Oil stocks: Understanding the basics of investing in oil
Oil has been one of the top-performing asset classes in 2021, but before jumping in, here’s a reminder of the basics of oil investing…
Oil is cyclical: This means oil prices tend to rise when the economy is doing well and fall when it isn’t.
- Like most things? Yes, but cyclical stocks tend to move further in either direction as the economy changes.
- In oil’s case, prices tend to swing in a pendulum over time — as opposed to trending in one direction.
Key drivers: Fundamentally, oil stocks rise and fall as oil prices move. But in reality, their relationship is much more complicated.
- The two are heavily correlated but a 5% increase in oil prices doesn’t necessarily mean a 5% increase in oil stocks.

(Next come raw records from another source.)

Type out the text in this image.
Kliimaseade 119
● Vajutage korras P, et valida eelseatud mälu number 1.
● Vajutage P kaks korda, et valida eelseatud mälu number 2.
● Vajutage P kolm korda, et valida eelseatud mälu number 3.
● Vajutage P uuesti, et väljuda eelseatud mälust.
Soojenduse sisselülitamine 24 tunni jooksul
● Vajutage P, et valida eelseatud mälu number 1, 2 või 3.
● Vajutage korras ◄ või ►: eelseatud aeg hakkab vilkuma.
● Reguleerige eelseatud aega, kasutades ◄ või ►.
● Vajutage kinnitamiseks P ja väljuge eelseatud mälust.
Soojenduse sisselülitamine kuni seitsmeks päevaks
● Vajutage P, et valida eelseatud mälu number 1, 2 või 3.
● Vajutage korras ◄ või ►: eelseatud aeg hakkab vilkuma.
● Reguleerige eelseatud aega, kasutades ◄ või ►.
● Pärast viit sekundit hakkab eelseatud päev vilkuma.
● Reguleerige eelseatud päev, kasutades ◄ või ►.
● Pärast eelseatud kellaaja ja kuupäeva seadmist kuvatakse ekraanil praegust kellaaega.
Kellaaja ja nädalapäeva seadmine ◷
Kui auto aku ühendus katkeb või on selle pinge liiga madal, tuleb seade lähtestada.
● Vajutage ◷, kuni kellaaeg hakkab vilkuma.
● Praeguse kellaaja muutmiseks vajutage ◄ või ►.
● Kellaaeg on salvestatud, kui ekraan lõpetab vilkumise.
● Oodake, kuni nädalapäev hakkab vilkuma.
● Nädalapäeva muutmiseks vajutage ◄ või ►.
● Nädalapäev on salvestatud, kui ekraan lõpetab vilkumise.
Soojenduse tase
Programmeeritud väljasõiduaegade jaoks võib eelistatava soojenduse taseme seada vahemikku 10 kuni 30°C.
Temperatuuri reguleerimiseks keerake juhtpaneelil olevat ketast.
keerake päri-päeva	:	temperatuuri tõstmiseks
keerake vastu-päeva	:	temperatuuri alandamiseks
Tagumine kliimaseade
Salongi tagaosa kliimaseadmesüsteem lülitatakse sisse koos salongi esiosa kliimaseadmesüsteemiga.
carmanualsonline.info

- Some companies are better positioned to benefit from a rise in oil prices — i.e. lower operating costs, less debt, capabilities to ramp up production when oil prices are high, etc.
Don’t walk in blind without considering these factors when investing in oil. Instead, try your chances with an oil ETF like the Energy Select Sector SPDR Fund (NYSE:XLE).
Also this: Oil companies require a lot of capital. Once an oil well runs dry — companies must invest in new production in a never-ending treadmill.
- This puts many oil companies in heavy debt levels — which grew as oil prices fell from their $100+ levels in 2014.
- In the past few years, US oil companies prioritized increasing production over profits — leading to poor investor returns.
On top of these problems, the oil industry is dealing with the threat of electric vehicles taking over.
Investors: Don’t take your eyes off your oil investments. The upward trend is anything but certain and several factors could quickly send prices back down.